Oakdale

Oakdale Irrigation District meeting erodes into shouting match

Irrigation leaders may reconsider providing water this year to recently annexed customers, including Trinitas Partners, because of strident protests from some established irrigators.

Also, the Oakdale Irrigation District board on Tuesday raised this year’s historic water cap from 30 inches per parcel to 36 inches. They put off deciding whether allocations to so-called tier 2 customers such as Trinitas would likewise increase, from 10 to 12 inches; that would be meaningless if the board opts to reverse the course set two weeks ago and give nothing to tier 2.

The meeting, attended by several upset growers, turned into a shouting match involving two board members and farmers leading a petition drive demanding that OID live up to promises made to established customers when Trinitas was brought into the district two years ago.

“I wonder if we should get a bumper sticker: ‘OID lied and our crops died,’” said farmer Robert Frobose. He and others say OID leaders tricked them into not opposing the 2013 Trinitas annexation by promising that the Bay Area-based megagrower would get no water unless tier 1 customers first got theirs, then changing terms to benefit Trinitas.

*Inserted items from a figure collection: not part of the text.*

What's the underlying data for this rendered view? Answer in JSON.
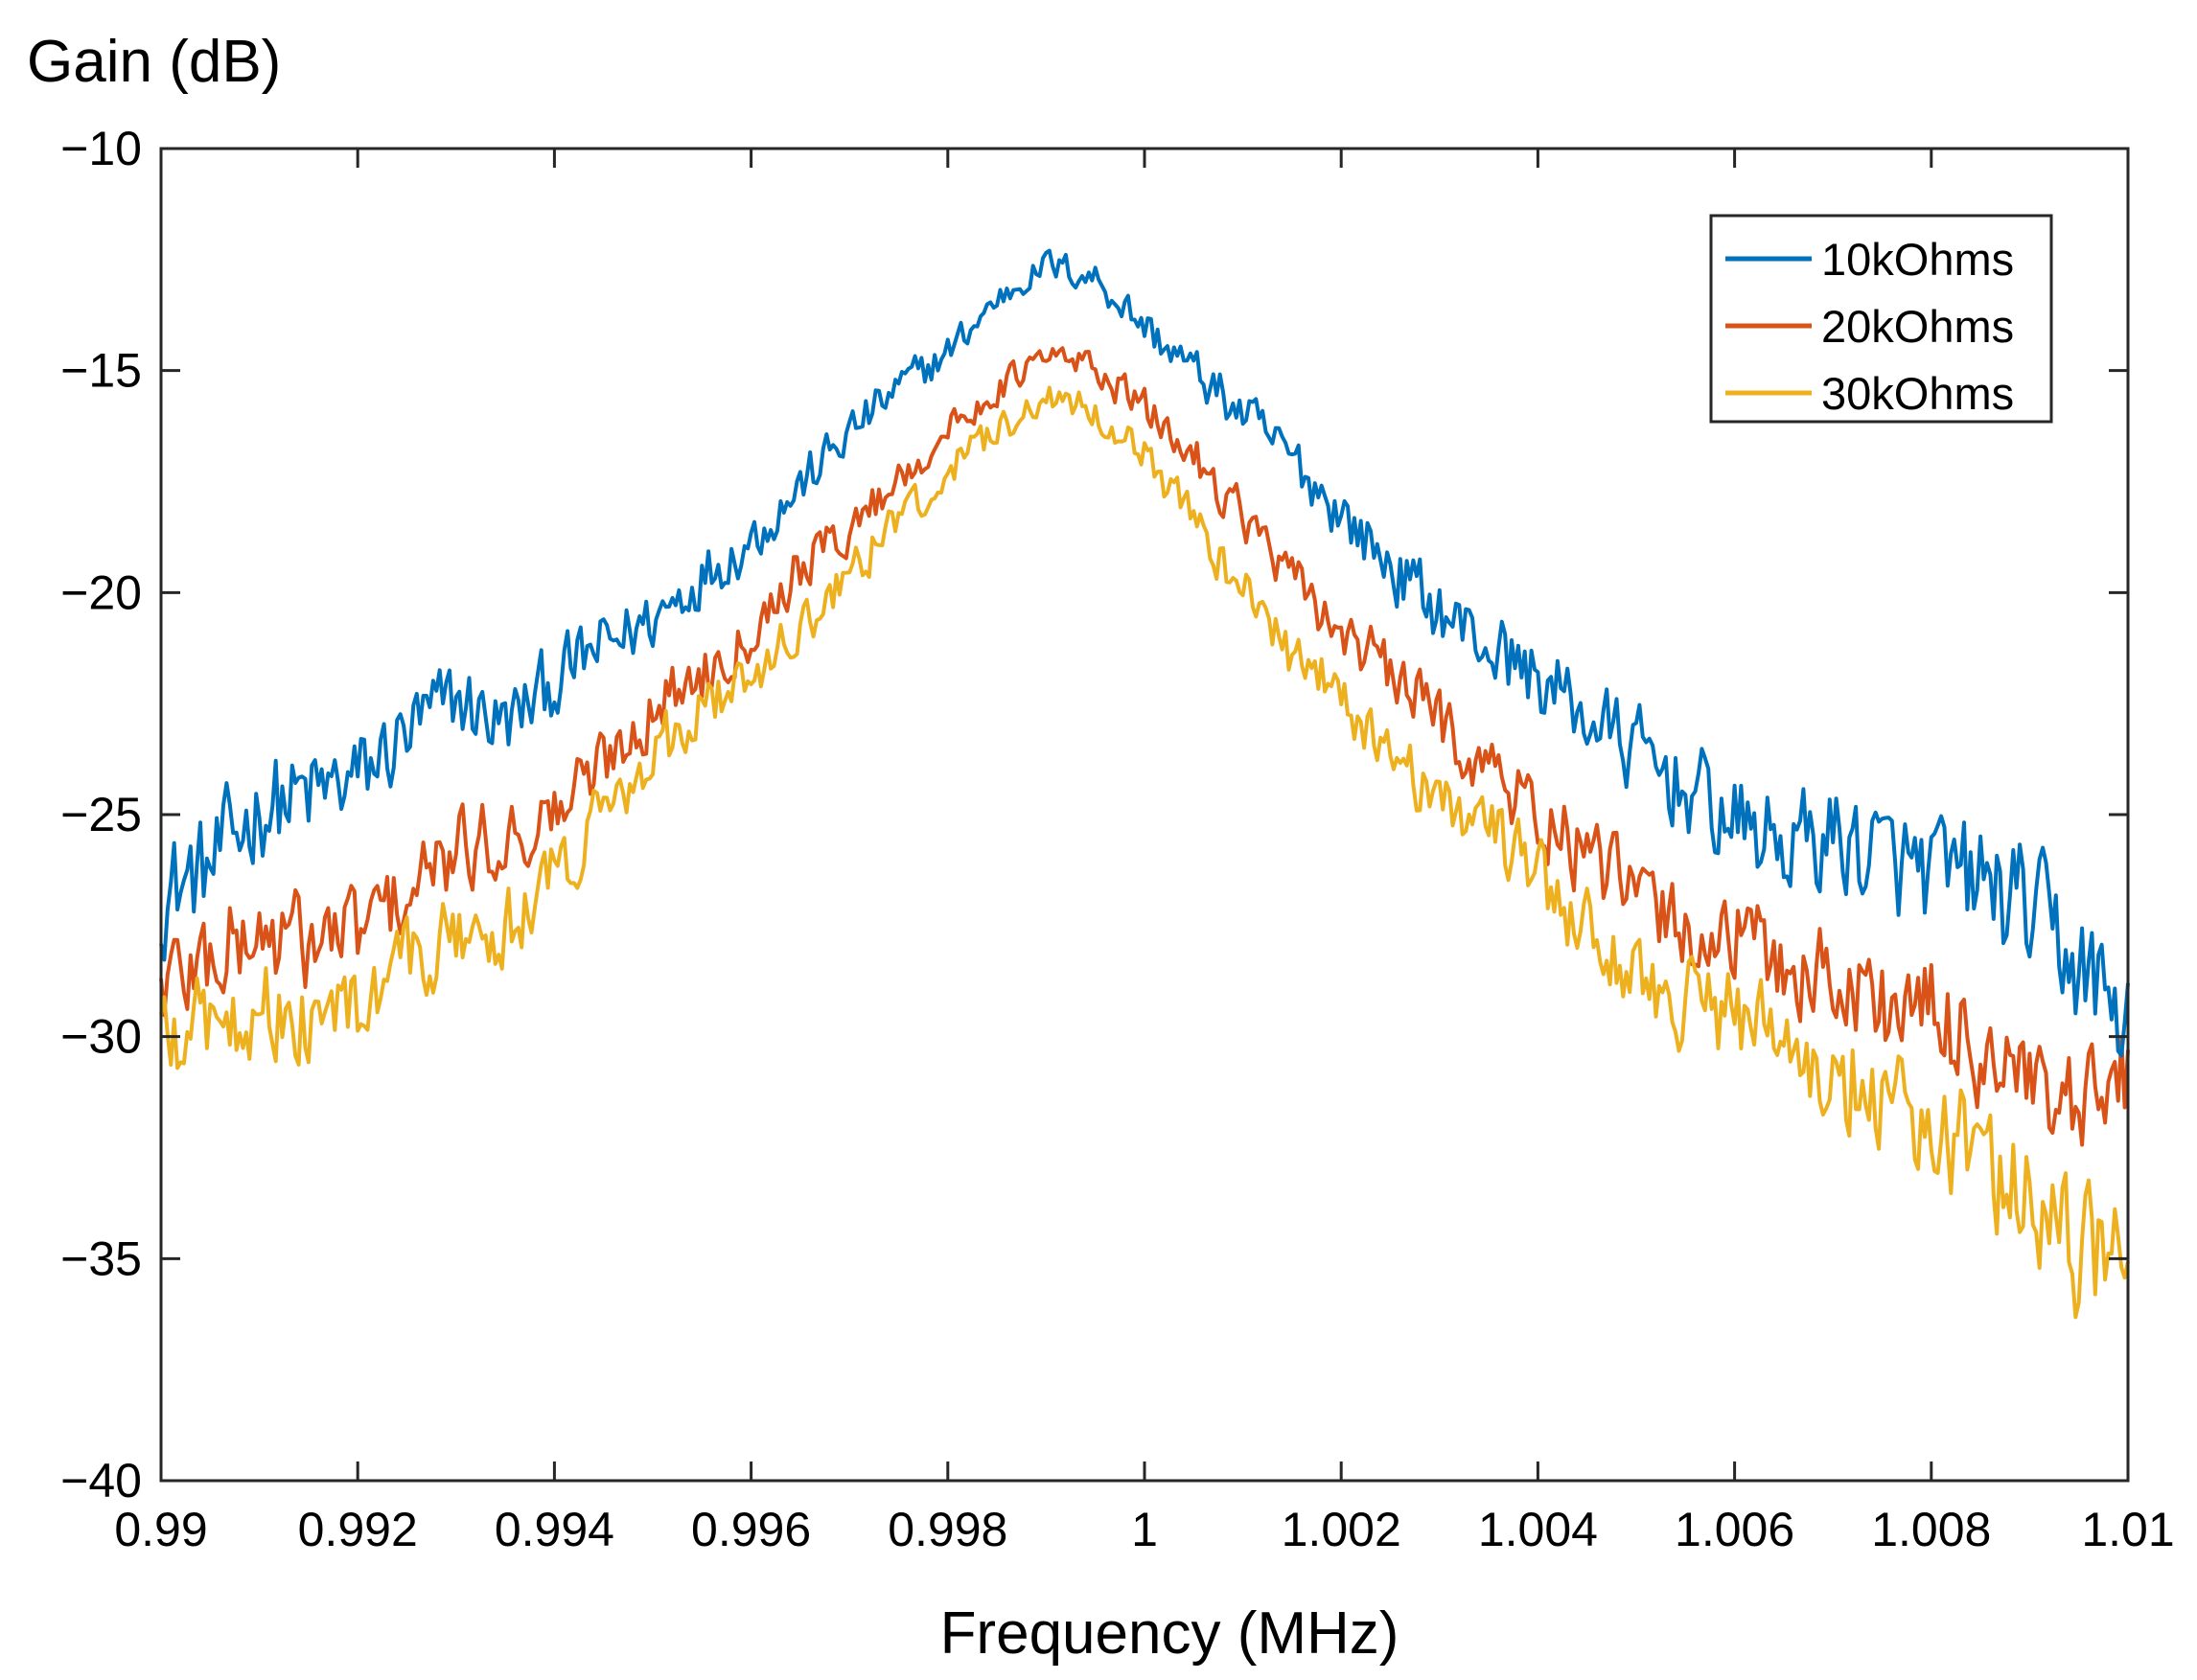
{
  "chart_data": {
    "type": "line",
    "title": "",
    "ylabel": "Gain (dB)",
    "xlabel": "Frequency (MHz)",
    "xlim": [
      0.99,
      1.01
    ],
    "ylim": [
      -40,
      -10
    ],
    "xticks": [
      0.99,
      0.992,
      0.994,
      0.996,
      0.998,
      1,
      1.002,
      1.004,
      1.006,
      1.008,
      1.01
    ],
    "xtick_labels": [
      "0.99",
      "0.992",
      "0.994",
      "0.996",
      "0.998",
      "1",
      "1.002",
      "1.004",
      "1.006",
      "1.008",
      "1.01"
    ],
    "yticks": [
      -40,
      -35,
      -30,
      -25,
      -20,
      -15,
      -10
    ],
    "ytick_labels": [
      "−40",
      "−35",
      "−30",
      "−25",
      "−20",
      "−15",
      "−10"
    ],
    "grid": false,
    "legend_position": "top-right",
    "x": [
      0.99,
      0.9905,
      0.991,
      0.9915,
      0.992,
      0.9925,
      0.993,
      0.9935,
      0.994,
      0.9945,
      0.995,
      0.9955,
      0.996,
      0.9965,
      0.997,
      0.9975,
      0.998,
      0.9985,
      0.999,
      0.9995,
      1.0,
      1.0005,
      1.001,
      1.0015,
      1.002,
      1.0025,
      1.003,
      1.0035,
      1.004,
      1.0045,
      1.005,
      1.0055,
      1.006,
      1.0065,
      1.007,
      1.0075,
      1.008,
      1.0085,
      1.009,
      1.0095,
      1.01
    ],
    "series": [
      {
        "name": "10kOhms",
        "color": "#0072BD",
        "values": [
          -26.8,
          -26.2,
          -24.8,
          -24.6,
          -24.2,
          -23.2,
          -22.4,
          -23.0,
          -22.0,
          -21.2,
          -20.6,
          -19.6,
          -18.8,
          -17.6,
          -16.4,
          -15.4,
          -14.6,
          -13.4,
          -12.6,
          -12.9,
          -14.0,
          -15.0,
          -16.0,
          -17.0,
          -18.2,
          -19.4,
          -20.4,
          -21.2,
          -21.9,
          -22.8,
          -23.6,
          -24.4,
          -25.2,
          -25.7,
          -25.5,
          -26.0,
          -26.4,
          -26.5,
          -27.2,
          -28.4,
          -29.7
        ]
      },
      {
        "name": "20kOhms",
        "color": "#D95319",
        "values": [
          -28.8,
          -28.2,
          -27.7,
          -27.9,
          -27.6,
          -26.8,
          -25.9,
          -25.5,
          -25.0,
          -23.8,
          -22.6,
          -21.8,
          -20.8,
          -19.4,
          -18.6,
          -17.4,
          -16.4,
          -15.4,
          -14.7,
          -14.9,
          -15.9,
          -16.9,
          -18.2,
          -19.8,
          -20.8,
          -21.9,
          -22.8,
          -24.0,
          -25.0,
          -26.0,
          -26.9,
          -27.6,
          -27.8,
          -28.4,
          -28.7,
          -29.2,
          -29.6,
          -30.2,
          -31.4,
          -32.2,
          -30.8
        ]
      },
      {
        "name": "30kOhms",
        "color": "#EDB120",
        "values": [
          -30.2,
          -29.6,
          -29.2,
          -29.7,
          -29.5,
          -28.4,
          -27.8,
          -27.6,
          -26.4,
          -24.8,
          -23.6,
          -22.6,
          -21.8,
          -20.8,
          -19.6,
          -18.3,
          -17.2,
          -16.4,
          -15.6,
          -15.9,
          -16.8,
          -18.4,
          -19.9,
          -21.4,
          -22.4,
          -23.6,
          -24.6,
          -25.4,
          -26.5,
          -27.6,
          -28.6,
          -29.2,
          -29.6,
          -30.2,
          -30.8,
          -31.2,
          -32.0,
          -32.6,
          -33.6,
          -35.2,
          -33.8
        ]
      }
    ]
  }
}
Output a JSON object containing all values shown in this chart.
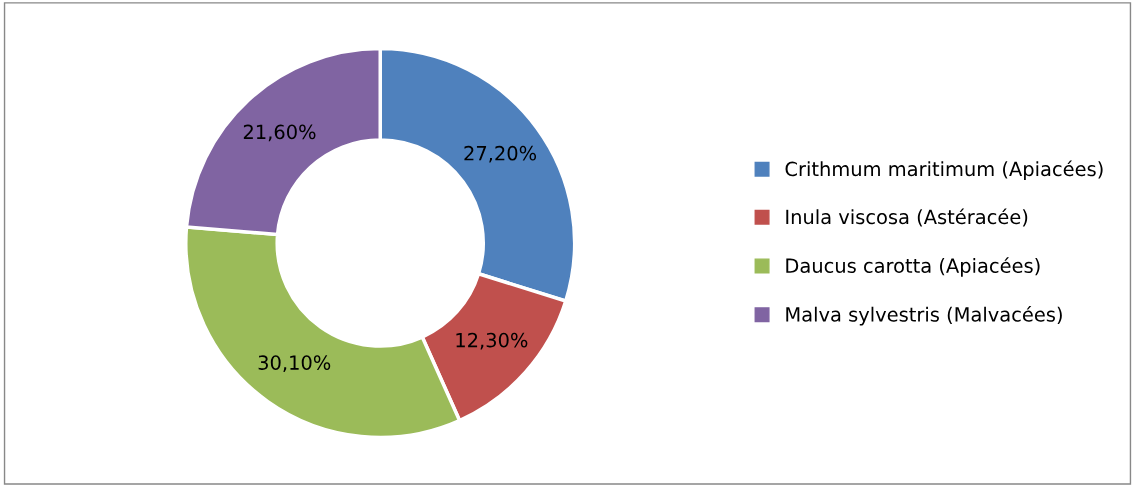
{
  "chart_data": {
    "type": "donut",
    "categories": [
      "Crithmum maritimum (Apiacées)",
      "Inula viscosa (Astéracée)",
      "Daucus carotta (Apiacées)",
      "Malva sylvestris (Malvacées)"
    ],
    "values": [
      27.2,
      12.3,
      30.1,
      21.6
    ],
    "colors": [
      "#4f81bd",
      "#c0504d",
      "#9bbb59",
      "#8064a2"
    ],
    "value_labels": [
      "27,20%",
      "12,30%",
      "30,10%",
      "21,60%"
    ],
    "legend": "right"
  }
}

Board member Herman Doornenbal said, “If we decide to cut Trinitas completely off – no water this year – would you guys be happy? If you’ve got the guts to say it, that’s what this is about.”

Some people in the audience retorted loudly, prompting board Chairman Steve Webb to say, “That’s enough of this yelling. You can make a point without screaming.”

Webb soon joined the verbal artillery, heatedly saying OID had worked hard to give farmers all the water they could take in the three previous years. A fourth consecutive drought season forced the board two weeks ago to impose its first delivery cap in 105 years.

“All these (OID) folks have been doing nothing but busting our asses to make sure you get water,” Webb said.

Board member Frank Clark calmly noted that the final agreement between OID and Trinitas regarding tier 2 delivery in dry years says the district may, not shall, cut short the company’s allotment. Clark said he “can’t honestly say” whether some district leaders two years ago misrepresented that to the public; a Modesto Bee review of 2013 documents suggests they did.

Clark added, “We have the right to curtail delivery to Trinitas. We may do that.”

The issue will be the focus of a May 14 water committee meeting, open to the public. Webb said details, including the meeting time, will be posted on the district’s website.

Trinitas has 7,234 acres of the 8,046 in tier 2, all annexed since 2013. About 52,000 acres are in tier 1.

Doornenbal wanted to postpone voting on easing the allotment restriction until after the May 14 meeting, but Webb convinced the other board members to proceed with a 36-inch tier 1 plan while holding off on tier 2, and Doornenbal also agreed.

Clark told audience members that growers elsewhere in California would love to receive as much water as OID customers do. “When I came on this board 10 years ago,” he said, “this district sucked. Water was wasted, we had no money and this district was not managed well.”

Farmer Linda Santos said OID’s recovery “has absolutely nothing to do with this board in particular. That was how this district was set up.”